Linclust does not respect memory limit at the end of clustering.
I ran linclust on a machine with a relatively low memory limit compared to the memory limit on the size of the machine. While the linclust process is running, the memory seems to hold steady at the expected value however at the end of clustering, presumeably as the clusters are being written to memory, the machine OOMs.
The last few lines before the OOM are
Updating clustering... [87.458s]
Freeing memory... [1.516s]
Total clusters: <n>
Total time: <t>s
I was using diamond v2.1.8. Does diamond linclust need to collect all the results into memory before writing?

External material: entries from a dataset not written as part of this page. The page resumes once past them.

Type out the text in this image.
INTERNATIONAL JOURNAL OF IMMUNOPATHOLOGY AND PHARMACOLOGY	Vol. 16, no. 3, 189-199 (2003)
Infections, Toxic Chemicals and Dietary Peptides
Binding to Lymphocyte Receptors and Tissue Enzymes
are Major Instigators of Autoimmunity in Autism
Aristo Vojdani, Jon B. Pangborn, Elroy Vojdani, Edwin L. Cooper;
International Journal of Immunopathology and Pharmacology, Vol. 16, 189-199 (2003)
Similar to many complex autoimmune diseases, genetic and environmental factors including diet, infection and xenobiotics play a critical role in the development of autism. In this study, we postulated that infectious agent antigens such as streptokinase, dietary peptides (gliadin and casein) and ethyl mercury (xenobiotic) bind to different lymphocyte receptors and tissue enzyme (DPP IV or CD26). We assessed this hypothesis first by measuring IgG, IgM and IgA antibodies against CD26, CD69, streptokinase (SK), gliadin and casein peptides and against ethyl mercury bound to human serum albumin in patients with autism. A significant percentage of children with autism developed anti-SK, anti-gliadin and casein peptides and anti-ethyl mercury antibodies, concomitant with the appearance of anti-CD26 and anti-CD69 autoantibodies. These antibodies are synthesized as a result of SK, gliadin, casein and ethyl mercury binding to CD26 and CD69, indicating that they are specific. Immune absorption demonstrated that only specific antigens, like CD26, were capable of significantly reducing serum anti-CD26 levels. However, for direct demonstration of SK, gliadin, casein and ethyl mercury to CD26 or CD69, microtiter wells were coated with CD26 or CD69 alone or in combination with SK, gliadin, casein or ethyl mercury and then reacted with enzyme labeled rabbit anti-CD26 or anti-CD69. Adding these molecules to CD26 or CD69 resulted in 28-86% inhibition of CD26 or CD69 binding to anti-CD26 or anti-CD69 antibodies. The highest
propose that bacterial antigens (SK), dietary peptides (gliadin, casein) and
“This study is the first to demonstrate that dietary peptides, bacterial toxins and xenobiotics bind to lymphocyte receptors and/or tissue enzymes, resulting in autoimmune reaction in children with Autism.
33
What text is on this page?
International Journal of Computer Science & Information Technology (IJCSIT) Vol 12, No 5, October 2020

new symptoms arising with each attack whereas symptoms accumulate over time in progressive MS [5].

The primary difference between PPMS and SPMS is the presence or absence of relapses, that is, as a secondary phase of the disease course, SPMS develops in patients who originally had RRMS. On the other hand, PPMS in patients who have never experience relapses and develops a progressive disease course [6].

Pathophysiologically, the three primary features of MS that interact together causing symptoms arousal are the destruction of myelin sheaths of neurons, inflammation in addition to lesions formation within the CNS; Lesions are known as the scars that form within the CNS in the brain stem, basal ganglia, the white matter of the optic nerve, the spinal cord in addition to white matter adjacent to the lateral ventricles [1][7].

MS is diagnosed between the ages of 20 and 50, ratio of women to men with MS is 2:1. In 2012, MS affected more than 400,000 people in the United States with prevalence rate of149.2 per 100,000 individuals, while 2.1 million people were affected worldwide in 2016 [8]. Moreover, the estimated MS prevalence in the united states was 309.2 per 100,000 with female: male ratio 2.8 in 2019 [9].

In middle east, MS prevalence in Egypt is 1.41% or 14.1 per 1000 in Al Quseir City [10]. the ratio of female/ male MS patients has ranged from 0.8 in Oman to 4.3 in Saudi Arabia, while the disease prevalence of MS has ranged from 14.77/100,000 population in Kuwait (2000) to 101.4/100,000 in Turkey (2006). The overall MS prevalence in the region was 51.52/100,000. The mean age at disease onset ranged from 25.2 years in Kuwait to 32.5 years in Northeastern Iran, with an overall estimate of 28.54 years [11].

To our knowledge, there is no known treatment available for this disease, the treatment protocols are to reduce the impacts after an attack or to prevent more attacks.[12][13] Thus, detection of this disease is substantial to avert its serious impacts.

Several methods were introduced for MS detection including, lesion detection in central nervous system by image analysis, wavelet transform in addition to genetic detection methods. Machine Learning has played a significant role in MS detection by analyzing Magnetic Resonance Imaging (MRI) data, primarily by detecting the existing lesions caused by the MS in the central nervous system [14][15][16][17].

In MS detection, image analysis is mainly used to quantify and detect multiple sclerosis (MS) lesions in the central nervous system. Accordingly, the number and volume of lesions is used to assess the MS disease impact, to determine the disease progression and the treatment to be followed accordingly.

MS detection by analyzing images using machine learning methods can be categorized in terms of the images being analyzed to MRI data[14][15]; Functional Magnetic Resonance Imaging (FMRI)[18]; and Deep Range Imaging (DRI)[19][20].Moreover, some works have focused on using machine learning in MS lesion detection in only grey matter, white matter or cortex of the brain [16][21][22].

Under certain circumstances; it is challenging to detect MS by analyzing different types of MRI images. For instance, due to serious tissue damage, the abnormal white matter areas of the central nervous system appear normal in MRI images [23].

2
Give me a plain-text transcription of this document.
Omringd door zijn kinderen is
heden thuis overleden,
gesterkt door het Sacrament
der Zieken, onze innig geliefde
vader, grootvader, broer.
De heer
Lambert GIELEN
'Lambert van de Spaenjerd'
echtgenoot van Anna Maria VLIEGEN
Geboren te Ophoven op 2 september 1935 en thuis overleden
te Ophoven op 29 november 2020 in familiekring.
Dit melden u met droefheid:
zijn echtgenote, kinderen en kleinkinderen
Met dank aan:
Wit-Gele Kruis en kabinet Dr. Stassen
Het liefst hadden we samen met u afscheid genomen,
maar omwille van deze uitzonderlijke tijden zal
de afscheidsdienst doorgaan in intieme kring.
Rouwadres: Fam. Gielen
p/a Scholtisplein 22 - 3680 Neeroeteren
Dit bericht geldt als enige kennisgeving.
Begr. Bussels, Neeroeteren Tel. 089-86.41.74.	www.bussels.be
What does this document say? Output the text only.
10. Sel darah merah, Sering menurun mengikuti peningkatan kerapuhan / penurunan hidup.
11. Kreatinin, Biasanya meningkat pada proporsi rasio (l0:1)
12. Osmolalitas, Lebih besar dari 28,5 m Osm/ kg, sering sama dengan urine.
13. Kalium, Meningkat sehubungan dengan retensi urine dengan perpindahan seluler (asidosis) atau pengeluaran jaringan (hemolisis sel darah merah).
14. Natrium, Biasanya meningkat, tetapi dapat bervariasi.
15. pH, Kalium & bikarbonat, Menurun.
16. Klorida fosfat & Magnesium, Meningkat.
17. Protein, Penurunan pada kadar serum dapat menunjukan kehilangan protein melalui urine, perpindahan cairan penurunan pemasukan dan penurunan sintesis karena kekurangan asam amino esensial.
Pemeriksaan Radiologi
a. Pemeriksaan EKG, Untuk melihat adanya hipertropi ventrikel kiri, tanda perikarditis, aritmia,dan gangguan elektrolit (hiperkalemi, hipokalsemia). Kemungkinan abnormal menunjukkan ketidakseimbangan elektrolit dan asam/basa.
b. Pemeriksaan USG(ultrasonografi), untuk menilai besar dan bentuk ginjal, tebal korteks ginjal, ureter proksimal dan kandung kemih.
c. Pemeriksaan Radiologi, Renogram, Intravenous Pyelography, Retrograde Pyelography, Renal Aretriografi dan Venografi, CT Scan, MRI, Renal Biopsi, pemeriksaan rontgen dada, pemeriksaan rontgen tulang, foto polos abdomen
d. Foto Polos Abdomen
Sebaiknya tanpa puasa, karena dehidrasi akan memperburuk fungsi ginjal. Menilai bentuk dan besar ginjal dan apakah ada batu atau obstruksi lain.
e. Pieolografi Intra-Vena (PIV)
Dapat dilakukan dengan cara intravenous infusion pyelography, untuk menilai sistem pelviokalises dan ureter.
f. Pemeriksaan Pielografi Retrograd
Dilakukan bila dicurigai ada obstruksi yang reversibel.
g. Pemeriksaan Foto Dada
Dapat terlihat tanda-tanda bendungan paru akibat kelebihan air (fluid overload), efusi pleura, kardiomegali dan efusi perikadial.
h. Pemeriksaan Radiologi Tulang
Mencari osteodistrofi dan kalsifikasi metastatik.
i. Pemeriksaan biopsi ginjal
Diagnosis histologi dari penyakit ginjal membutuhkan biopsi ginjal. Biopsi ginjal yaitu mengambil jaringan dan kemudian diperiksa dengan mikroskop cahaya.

For writing the output a table containing all accessions of the input sequences needs to be loaded into memory. Looks like this is causing the OOM. I can provide a quick patch for this if need be.
A patch for this would be great since i don't think i have a machine at the moment that can manage all the accessions in memory at the same time.
https://github.com/bbuchfink/diamond/commit/8ec818ca160fbc26b262ae999c5c11d9c98a7e38
You can use --oid-output to write oids instead of accessions into the output file. These are the sequences linearly numbered in the input file starting from 0. You can map it back to accessions using standard shell commands. It should get the memory use down enough.
https://github.com/bbuchfink/diamond/wiki/How-to-cluster-huge-datasets
@beazerj The latest release has a new feature to run linclust in parallel on multiple nodes. May be interesting for you. Sensitivity should also have substantially improved, and you can probably do without the expensive all-vs-all steps. Still experimental, so handle with care.